LAHORE, May 30: Manzoor, 11, smokes a cheaper brand of cigarette knowing not how and why he picked up the habit. He only knows that 20 per cent of his daily income goes up in smoke.
He is among 900 beggar children aged between six and 15, rescued by the Punjab Child Protection and Welfare Bureau from various intersections of Lahore during one-and-a-half year, who are smokers. Though the bureau had imparted them health education in this regard before handing them back to their parents or guardians, it expresses a little hope regarding their quitting the habit.
Manzoor usually collects between Rs80 and Rs100. “I left my home in Faisalabad about two years ago to avoid my father’s punishment for not accompanying him to sell fruits.”
“Here in Lahore I spent night on the footpath of Data Darbar and sometimes Chauburji. I made friends with three beggar children with whom I used to visit cinema and circus.” He was not happy at reunion with his family.
CPWB assistant-director Zubair Ahmad Shad told Dawn that more than 45 per cent beggar children it had rescued since its establishment in November 2004 were smokers. “It indicates that such children and child labourers are more prone to smoking,” he says.
Pakistan, like the rest of the world, is observing the No Tobacco Day on May 31 (tomorrow). “The federal government must take serious steps to discourage smoking, especially by children,” says a professor of a local university.
There is also a need to amend laws in this regard, he adds.
An NGO’s report says that 25 per cent of students worldwide who smoke had lit their first cigarette before the age of 10.
The report says that tobacco use is considered a vital risk factor in heart attack, cancer and other fatal diseases. Smokers destroy their lives on the one hand and affect the non-smokers on the other.
According to an estimate, 4.9 million smokers die every year across the world. It is the second major cause of death in the world. “The death toll is rising rapidly, especially in low and middle-income countries.”

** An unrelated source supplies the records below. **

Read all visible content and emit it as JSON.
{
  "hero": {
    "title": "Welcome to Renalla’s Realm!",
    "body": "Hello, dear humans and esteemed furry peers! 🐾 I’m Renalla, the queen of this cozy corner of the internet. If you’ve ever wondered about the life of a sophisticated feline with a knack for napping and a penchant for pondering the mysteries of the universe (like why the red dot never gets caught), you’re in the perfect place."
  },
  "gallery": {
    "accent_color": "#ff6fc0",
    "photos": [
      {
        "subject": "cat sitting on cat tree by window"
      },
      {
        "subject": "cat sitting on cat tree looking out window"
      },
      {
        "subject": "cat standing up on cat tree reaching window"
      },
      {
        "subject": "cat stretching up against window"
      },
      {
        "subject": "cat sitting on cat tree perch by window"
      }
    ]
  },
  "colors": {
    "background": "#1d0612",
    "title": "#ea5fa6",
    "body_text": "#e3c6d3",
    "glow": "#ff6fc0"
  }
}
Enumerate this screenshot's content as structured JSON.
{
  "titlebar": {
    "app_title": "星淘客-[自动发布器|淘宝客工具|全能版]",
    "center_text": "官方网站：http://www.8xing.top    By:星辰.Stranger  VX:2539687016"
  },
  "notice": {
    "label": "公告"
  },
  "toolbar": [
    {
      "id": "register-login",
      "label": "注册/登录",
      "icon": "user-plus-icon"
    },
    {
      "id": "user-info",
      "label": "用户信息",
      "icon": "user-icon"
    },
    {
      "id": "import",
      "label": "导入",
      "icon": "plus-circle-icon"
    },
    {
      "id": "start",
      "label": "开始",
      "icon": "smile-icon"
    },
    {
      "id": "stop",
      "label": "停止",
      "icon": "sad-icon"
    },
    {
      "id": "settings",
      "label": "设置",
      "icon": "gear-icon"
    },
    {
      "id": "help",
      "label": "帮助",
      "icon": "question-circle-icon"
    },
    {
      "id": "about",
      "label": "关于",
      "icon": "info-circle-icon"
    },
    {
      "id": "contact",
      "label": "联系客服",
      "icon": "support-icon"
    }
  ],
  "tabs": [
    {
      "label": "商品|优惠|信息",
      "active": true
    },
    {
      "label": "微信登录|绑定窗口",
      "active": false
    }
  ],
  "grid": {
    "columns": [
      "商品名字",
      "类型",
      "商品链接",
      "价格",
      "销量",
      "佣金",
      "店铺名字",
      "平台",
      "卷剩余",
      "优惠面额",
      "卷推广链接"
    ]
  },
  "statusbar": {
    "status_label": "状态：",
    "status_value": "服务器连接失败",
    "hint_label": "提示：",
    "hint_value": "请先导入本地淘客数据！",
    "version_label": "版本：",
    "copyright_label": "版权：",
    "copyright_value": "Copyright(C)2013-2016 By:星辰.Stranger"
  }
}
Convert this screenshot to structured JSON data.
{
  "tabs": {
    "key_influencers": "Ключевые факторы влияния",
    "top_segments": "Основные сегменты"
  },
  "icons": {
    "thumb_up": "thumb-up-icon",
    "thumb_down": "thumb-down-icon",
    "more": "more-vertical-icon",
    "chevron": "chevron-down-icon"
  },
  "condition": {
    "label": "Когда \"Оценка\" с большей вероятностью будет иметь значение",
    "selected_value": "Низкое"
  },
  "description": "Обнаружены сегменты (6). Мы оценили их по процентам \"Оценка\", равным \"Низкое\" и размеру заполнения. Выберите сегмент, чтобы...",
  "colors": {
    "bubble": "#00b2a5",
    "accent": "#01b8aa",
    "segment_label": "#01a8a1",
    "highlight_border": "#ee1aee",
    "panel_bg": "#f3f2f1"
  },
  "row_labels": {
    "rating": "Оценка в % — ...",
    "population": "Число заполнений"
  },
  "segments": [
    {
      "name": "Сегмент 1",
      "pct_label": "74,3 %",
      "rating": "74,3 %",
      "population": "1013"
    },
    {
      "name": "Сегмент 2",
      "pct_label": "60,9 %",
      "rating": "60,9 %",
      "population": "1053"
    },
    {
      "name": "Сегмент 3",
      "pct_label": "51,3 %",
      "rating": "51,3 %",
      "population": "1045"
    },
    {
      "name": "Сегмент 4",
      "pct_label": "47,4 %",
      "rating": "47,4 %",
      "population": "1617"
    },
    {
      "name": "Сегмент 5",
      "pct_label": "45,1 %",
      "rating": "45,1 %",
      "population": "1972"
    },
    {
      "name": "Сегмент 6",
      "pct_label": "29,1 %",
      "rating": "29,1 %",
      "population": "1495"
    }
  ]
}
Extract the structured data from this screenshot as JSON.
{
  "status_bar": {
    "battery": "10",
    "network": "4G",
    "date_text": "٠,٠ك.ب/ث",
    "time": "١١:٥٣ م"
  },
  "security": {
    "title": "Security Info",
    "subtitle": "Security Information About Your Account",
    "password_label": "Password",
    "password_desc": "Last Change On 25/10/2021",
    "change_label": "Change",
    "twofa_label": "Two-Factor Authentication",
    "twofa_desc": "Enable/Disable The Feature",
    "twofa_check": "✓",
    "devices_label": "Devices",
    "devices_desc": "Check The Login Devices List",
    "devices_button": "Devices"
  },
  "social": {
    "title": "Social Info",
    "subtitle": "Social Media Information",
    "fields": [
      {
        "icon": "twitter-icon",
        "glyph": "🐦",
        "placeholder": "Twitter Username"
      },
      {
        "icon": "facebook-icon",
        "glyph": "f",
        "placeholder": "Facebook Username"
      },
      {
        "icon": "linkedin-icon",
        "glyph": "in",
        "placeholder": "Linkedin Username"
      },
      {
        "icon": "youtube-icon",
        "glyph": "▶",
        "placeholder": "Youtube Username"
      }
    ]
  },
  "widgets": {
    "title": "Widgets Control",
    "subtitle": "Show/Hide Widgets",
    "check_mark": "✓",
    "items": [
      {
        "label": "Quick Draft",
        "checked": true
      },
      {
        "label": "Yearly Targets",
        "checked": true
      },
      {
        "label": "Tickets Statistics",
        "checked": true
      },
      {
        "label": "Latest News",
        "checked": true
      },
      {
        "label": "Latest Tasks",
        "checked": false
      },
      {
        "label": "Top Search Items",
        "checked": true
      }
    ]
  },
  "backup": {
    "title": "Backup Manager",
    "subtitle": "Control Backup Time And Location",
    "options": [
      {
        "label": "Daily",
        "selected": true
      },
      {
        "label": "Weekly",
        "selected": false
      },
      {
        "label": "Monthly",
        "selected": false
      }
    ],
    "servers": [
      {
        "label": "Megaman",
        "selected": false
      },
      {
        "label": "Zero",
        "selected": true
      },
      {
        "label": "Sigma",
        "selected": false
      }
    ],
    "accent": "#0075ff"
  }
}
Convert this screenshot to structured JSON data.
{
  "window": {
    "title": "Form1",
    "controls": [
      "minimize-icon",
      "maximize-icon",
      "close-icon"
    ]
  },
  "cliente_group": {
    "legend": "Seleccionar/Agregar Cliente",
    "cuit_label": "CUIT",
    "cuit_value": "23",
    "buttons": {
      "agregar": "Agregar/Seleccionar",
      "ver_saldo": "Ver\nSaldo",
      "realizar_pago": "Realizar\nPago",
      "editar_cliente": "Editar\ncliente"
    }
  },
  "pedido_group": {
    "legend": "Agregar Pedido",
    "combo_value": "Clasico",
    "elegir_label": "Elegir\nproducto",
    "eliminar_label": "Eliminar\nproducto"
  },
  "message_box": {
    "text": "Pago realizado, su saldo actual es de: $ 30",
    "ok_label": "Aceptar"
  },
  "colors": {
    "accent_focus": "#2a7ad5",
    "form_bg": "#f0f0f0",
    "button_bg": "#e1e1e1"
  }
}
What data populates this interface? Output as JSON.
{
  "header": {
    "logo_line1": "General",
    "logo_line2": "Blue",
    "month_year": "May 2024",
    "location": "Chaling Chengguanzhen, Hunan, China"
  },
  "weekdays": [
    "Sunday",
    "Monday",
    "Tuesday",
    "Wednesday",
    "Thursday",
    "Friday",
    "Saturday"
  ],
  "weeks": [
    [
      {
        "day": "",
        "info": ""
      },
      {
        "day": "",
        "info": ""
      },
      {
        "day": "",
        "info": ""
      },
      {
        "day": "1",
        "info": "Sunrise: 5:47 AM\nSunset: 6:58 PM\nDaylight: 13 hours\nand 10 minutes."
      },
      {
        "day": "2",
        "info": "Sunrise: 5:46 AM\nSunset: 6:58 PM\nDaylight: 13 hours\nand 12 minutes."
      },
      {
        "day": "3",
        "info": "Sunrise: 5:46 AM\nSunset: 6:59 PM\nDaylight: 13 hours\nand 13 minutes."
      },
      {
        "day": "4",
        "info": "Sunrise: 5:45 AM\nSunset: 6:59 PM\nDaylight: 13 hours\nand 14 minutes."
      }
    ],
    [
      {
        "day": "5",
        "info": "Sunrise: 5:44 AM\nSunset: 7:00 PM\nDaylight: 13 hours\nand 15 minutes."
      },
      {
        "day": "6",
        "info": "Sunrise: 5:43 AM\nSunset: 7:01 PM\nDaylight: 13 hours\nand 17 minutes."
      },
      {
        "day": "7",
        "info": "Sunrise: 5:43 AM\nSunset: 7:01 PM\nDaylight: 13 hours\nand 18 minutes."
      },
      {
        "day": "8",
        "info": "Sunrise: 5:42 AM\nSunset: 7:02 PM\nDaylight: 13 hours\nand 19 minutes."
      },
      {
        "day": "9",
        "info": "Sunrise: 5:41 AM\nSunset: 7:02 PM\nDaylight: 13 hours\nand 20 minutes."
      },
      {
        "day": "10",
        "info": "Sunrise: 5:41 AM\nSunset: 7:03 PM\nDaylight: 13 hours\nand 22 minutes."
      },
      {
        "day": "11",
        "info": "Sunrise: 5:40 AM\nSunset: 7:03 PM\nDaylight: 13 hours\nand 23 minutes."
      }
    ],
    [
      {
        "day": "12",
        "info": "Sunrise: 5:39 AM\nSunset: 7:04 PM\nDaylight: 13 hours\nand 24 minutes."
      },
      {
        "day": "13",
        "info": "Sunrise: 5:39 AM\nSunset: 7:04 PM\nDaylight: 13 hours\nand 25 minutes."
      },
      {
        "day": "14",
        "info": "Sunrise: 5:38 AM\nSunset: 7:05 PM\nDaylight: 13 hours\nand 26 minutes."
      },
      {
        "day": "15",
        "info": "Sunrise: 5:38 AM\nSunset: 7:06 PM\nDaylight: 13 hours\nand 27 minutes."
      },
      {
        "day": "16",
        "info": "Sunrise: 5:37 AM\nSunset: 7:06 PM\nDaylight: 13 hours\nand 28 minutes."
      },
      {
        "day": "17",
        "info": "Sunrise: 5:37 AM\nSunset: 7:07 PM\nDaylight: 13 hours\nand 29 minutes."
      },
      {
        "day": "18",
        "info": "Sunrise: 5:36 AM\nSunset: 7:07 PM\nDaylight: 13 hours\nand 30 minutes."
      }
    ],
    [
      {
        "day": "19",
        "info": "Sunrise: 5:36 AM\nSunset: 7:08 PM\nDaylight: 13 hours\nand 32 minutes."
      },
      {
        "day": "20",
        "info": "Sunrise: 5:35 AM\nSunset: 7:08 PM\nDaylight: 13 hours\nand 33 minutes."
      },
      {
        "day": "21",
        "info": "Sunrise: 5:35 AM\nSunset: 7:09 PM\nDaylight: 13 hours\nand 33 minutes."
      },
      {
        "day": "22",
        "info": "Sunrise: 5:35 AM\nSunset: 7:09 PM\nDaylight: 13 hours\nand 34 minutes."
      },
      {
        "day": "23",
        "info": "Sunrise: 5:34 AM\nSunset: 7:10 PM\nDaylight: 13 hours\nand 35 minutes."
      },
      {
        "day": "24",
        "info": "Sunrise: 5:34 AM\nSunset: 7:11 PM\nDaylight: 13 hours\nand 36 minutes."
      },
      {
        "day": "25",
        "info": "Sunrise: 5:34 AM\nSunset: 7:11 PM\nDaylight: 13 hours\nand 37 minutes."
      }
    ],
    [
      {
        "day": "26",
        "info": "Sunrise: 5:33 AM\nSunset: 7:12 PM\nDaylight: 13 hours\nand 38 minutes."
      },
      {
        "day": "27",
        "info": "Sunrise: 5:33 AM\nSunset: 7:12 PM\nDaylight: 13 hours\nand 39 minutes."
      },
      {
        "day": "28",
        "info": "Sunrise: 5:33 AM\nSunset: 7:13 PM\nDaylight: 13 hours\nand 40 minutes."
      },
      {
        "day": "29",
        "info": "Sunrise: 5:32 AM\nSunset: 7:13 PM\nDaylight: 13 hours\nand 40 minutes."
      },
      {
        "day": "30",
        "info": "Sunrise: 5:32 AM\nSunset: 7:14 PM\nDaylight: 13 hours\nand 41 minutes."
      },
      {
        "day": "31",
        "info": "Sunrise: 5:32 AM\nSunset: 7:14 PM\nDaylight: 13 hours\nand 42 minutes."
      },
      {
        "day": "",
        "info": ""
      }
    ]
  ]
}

The report says that tobacco use in Pakistan is on the rise. About 10,000 people die because of tobacco-related diseases every year and some 1,200 people take up the habit every day.
“The western world through strict laws are getting rid of the menace while the powerful tobacco industry is finding new big markets in the third world.”
Currently, 1.3 billion people smoke worldwide, of them 1.2 billion live in developing countries. “If the current smoking pattern continues it will cause 10 million deaths each year by 2020 in the world,” the report points out.